Her family had left Cornwall in 1865, sailing on the Lincoln to Adelaide in South Australia, and from there working their way through the desert, ending up in Broken Hill 500 kilometres to the north-east.. Their first Broken Hill home on arrival in 1885 had been a tent on the corner of Chloride and Beryl streets, and their lives were hard, working in the mines and dying of diseases curable today. (Her elder sister Elizabeth had died at sea on the voyage out, of meningitis, and another four of her ten siblings died young; of whooping cough, kidney failure, 'atrophy', and more meningitis. She lost her own husband, son and mother over a seven-year period— her husband, James Barnes, dying at 43 from 'pulmonary phthisis', aka 'dust on the lungs' after a working life spent down mines.) My mother, like myself, was born at home, in a miner's cottage in Mica Street.
Our home was a big brick and stone place with a cellar underneath, lawn and flowerbeds out the front, a red-dirt backyard with a chook pen and clothesline, and an outside dunny.
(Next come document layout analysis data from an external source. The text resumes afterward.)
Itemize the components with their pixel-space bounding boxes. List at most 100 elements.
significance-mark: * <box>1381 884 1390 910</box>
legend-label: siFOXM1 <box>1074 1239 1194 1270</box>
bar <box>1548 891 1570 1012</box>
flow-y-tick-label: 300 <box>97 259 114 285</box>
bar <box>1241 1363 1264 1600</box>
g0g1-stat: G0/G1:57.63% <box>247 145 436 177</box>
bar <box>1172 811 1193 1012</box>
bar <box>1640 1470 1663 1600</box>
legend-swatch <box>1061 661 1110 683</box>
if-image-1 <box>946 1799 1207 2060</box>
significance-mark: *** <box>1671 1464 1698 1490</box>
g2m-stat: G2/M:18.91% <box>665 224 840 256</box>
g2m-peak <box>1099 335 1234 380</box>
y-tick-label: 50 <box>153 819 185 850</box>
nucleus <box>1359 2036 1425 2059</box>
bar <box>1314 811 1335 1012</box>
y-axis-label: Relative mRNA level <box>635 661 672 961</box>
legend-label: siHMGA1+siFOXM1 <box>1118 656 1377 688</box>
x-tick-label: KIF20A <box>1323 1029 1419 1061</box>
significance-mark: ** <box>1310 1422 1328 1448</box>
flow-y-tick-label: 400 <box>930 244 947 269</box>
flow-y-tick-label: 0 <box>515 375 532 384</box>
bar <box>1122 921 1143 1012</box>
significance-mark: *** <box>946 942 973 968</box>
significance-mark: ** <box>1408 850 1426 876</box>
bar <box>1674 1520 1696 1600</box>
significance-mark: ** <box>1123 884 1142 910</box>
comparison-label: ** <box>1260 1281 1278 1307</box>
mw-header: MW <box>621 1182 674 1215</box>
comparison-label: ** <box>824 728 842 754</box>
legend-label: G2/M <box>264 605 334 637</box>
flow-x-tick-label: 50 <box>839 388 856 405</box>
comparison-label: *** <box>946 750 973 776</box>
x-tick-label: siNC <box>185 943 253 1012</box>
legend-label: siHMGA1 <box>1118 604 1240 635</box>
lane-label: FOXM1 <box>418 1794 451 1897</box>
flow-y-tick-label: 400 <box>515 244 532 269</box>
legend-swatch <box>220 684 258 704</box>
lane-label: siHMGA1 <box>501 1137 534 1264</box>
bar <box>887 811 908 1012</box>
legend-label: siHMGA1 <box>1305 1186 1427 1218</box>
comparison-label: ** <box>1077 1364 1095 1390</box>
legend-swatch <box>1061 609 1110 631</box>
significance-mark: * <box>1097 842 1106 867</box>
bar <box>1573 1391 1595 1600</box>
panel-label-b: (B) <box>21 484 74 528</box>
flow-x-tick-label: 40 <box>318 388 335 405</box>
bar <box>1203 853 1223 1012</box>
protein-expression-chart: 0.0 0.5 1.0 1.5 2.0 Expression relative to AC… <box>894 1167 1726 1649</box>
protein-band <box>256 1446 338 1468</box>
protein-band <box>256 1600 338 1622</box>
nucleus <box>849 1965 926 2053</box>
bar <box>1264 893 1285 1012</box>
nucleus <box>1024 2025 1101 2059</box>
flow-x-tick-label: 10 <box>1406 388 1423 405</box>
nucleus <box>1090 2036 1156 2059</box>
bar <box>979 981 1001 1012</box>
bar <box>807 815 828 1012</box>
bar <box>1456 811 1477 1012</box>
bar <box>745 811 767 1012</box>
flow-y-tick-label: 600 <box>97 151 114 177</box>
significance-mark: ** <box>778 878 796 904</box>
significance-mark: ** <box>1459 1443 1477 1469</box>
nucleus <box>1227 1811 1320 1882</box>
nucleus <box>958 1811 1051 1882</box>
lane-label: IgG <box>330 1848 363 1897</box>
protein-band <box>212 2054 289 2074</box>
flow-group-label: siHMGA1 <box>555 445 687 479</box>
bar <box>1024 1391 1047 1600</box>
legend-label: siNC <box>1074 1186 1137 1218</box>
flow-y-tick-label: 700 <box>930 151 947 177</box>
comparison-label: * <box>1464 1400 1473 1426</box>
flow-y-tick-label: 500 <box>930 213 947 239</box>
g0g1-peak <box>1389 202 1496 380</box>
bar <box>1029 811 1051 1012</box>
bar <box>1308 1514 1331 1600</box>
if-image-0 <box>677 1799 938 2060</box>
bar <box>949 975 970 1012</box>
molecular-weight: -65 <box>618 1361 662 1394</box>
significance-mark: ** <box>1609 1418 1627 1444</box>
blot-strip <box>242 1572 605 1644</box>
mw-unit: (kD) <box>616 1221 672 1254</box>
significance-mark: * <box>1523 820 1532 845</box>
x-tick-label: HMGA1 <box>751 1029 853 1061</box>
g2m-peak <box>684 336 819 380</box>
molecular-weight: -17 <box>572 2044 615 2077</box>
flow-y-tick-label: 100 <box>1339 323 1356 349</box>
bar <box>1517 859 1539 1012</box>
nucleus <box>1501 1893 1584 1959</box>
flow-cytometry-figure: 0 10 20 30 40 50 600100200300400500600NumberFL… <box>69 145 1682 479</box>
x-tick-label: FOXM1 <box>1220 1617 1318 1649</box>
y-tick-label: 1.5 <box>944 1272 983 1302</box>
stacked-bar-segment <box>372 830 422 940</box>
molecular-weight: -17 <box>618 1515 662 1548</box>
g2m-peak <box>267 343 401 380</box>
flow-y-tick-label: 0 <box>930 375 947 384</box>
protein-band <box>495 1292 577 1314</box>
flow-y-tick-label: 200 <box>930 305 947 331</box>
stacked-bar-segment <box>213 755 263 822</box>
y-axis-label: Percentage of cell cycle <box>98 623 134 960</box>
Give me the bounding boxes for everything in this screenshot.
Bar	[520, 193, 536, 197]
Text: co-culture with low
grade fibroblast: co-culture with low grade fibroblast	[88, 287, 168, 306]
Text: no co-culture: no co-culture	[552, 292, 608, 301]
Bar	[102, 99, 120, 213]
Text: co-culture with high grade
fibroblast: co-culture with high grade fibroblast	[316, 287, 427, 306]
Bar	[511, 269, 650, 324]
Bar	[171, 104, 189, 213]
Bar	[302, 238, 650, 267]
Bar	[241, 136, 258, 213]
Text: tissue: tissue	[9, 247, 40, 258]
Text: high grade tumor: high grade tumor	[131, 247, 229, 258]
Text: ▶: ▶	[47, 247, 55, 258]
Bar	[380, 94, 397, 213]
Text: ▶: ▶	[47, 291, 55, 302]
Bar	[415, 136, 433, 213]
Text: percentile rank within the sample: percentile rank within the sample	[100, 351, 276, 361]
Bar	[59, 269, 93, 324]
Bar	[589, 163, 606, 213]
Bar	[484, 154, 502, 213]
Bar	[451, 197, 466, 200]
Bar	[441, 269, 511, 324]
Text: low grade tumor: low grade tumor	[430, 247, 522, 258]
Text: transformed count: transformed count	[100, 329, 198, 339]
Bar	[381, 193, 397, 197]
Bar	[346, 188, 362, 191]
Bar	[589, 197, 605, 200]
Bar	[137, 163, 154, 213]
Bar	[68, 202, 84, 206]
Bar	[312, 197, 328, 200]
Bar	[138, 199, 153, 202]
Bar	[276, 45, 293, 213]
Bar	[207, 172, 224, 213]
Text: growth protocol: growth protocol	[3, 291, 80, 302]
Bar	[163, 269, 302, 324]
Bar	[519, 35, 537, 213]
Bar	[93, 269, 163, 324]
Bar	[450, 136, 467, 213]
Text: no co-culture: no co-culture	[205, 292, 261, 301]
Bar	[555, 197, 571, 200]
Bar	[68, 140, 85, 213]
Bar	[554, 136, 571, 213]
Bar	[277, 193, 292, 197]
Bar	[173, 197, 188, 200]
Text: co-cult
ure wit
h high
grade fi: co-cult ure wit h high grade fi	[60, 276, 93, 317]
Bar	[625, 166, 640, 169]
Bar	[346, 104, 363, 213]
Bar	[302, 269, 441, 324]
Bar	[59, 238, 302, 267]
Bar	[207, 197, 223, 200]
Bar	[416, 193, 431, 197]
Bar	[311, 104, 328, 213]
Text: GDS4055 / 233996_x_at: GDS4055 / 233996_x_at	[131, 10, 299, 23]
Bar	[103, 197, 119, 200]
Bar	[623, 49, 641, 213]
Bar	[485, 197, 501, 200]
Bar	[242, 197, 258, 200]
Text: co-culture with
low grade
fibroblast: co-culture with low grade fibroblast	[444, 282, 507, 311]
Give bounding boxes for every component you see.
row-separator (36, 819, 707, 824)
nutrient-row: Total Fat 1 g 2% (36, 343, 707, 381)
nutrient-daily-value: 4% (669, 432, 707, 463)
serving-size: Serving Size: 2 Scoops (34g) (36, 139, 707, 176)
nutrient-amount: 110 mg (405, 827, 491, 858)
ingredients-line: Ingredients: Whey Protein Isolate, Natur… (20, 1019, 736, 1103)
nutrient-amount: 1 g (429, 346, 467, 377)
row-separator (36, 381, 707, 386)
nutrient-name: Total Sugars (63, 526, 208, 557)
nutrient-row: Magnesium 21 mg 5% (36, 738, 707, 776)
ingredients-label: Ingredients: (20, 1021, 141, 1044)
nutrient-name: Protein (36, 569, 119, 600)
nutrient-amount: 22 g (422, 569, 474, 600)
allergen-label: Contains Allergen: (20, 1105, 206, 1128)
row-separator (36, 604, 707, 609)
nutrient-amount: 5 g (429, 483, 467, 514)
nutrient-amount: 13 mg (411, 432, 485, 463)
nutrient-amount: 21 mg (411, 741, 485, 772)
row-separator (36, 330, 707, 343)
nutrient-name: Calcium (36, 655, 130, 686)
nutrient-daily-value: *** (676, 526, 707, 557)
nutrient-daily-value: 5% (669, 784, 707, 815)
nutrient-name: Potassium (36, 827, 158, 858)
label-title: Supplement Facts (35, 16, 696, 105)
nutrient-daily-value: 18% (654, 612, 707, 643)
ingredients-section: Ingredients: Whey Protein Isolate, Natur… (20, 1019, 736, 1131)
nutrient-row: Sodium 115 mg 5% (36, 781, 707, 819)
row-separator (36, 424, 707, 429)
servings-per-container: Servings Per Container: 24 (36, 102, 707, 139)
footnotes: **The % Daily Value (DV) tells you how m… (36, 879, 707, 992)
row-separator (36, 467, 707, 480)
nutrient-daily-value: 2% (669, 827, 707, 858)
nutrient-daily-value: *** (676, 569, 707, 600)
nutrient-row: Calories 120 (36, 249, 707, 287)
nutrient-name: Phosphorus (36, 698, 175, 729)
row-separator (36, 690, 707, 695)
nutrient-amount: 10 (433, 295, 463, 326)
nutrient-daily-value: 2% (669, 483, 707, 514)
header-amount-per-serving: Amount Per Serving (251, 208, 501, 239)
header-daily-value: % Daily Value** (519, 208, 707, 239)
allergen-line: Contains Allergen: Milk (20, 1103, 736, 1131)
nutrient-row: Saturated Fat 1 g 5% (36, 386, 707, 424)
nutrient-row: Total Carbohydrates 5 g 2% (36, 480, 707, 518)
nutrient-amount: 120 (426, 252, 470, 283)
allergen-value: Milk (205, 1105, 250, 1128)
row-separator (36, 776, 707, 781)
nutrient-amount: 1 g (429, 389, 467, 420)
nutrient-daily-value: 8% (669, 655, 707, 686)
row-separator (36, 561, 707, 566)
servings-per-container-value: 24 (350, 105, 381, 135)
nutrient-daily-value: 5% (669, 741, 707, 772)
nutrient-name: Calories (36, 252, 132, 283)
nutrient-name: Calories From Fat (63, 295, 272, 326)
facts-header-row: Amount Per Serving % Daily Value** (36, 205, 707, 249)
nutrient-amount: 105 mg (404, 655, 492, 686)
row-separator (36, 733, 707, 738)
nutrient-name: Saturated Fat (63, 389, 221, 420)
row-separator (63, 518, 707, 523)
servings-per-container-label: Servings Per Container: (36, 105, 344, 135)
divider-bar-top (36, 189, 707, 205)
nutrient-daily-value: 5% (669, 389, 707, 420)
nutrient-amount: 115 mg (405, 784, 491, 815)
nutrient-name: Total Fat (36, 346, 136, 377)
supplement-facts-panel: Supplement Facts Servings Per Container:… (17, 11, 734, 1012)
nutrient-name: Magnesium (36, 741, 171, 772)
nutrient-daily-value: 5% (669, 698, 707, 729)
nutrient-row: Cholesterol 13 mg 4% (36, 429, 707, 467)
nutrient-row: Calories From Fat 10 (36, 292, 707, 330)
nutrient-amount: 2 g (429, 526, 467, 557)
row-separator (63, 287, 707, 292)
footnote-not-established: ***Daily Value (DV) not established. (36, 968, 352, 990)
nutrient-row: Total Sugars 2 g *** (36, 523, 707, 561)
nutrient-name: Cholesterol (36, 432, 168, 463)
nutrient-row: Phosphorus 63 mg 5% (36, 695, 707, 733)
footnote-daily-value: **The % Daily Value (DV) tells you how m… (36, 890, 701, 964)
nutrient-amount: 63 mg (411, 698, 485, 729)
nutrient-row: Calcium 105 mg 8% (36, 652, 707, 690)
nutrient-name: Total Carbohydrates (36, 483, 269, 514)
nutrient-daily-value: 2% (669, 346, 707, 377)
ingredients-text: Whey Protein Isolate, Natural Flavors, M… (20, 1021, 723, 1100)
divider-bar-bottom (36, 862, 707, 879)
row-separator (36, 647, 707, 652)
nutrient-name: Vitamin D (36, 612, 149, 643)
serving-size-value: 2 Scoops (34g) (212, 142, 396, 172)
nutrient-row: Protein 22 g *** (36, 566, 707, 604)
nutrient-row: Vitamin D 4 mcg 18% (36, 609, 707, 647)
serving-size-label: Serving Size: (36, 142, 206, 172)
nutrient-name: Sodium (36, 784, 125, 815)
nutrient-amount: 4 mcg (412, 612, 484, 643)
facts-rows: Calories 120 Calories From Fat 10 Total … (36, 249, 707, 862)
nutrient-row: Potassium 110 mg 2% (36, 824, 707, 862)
Soon after my birth, Dad went to New Guinea to supervise the installation of mining machinery. Mum and I joined him when I was four, while my older sisters, Gloria and Audrey, were looked after back home by Sophia (whom we kids called “Narna”) when not at boarding school in Adelaide.
Our Wau home with Mum on the verandah, me below on Dad’s Triumph.
Our servants were three New Guinea men: Mickey, the cook; Sarpi, the houseboy, and Boko. They called me Liklik (little) Master, and taught me to swim by throwing me into a nearby river with a rope tied around my waist! I soon learned Pidgin English and chattered away to them, while they carried me on their shoulders.